携帯電話で利用している機能(頻度を問わず、赤は「非常によく利用する」ベスト3)
携帯電話で利用している機能(頻度を問わず、赤は「非常によく利用する」ベスト3)

このリストなどから、携帯電話の機能に関する事情として、次のようなことが考察できる。

・通話機能は積極的には使われない。

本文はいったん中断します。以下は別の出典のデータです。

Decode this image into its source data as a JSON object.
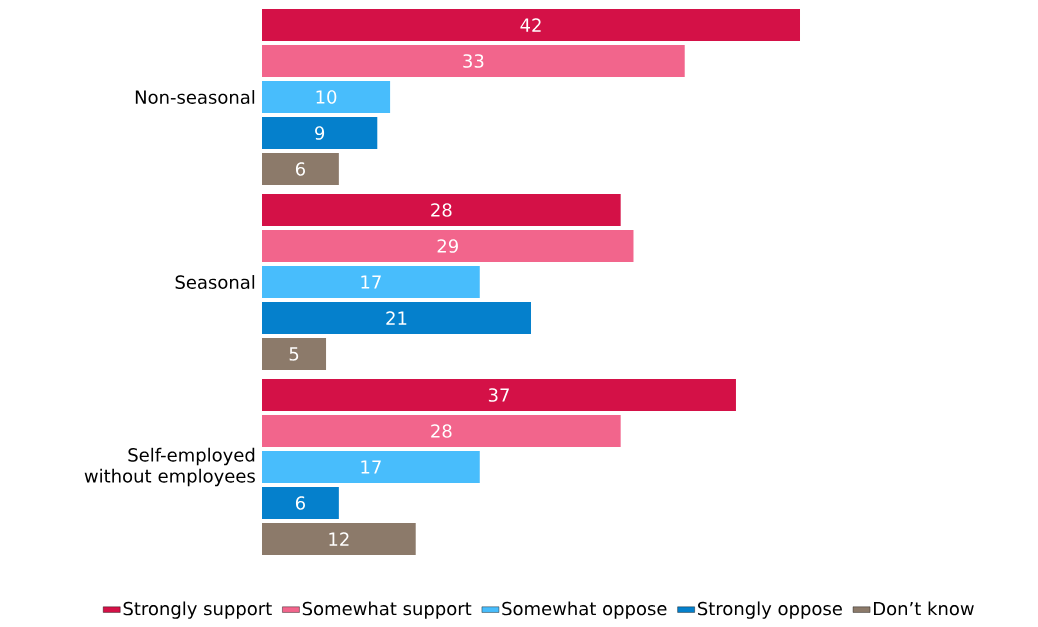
{
  "chart_data": {
    "type": "bar",
    "orientation": "horizontal",
    "categories": [
      "Non-seasonal",
      "Seasonal",
      "Self-employed without employees"
    ],
    "series": [
      {
        "name": "Strongly support",
        "color": "#d41147",
        "values": [
          42,
          28,
          37
        ]
      },
      {
        "name": "Somewhat support",
        "color": "#f2658c",
        "values": [
          33,
          29,
          28
        ]
      },
      {
        "name": "Somewhat oppose",
        "color": "#48bdfc",
        "values": [
          10,
          17,
          17
        ]
      },
      {
        "name": "Strongly oppose",
        "color": "#0580cc",
        "values": [
          9,
          21,
          6
        ]
      },
      {
        "name": "Don’t know",
        "color": "#8c7a6a",
        "values": [
          6,
          5,
          12
        ]
      }
    ],
    "data_labels": true,
    "legend": "bottom"
  }
}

しかし固定電話からの応対や特定事情(親からの安全確認、「声を聞きたい」というニーズ)により、受動的に使われる場合が多い(∴利用頻度はさほど高くないが、利用そのものの経験はきわめて多い)。
・画像添付のメールやウェブ閲覧が「頻繁に」は使われないものの「使われること」自体は非常に多いことから、パケット料金や携帯電話本体の性能などのハードルがこれら機能の利用を妨げているものと思われる(≒現在はパケット料金の安い文字メールで我慢している?)。
・「ついで的な機能だが、必要な時にすぐに使えると便利」機能としての電卓の立ち位置


携帯電話の機能向上と
定額制の普及は
メールの多メディア化と
ネットへのアクセス急増を
もたらすことになる

今後携帯電話の機能が向上し、企業間競争で定額制の料金が押し下げられるようなことになれば、メールは文字のみから画像添付のものが増え、インターネットのブラウジング機会も急増することだろう。

その一方、携帯電話の環境がどのように進化・変化しようとも、使用頻度そのものはさらに減少するかもしれないが、「通話機能」が使われなくなることは無いだろう。電話の先に要る相手が人間である限りは。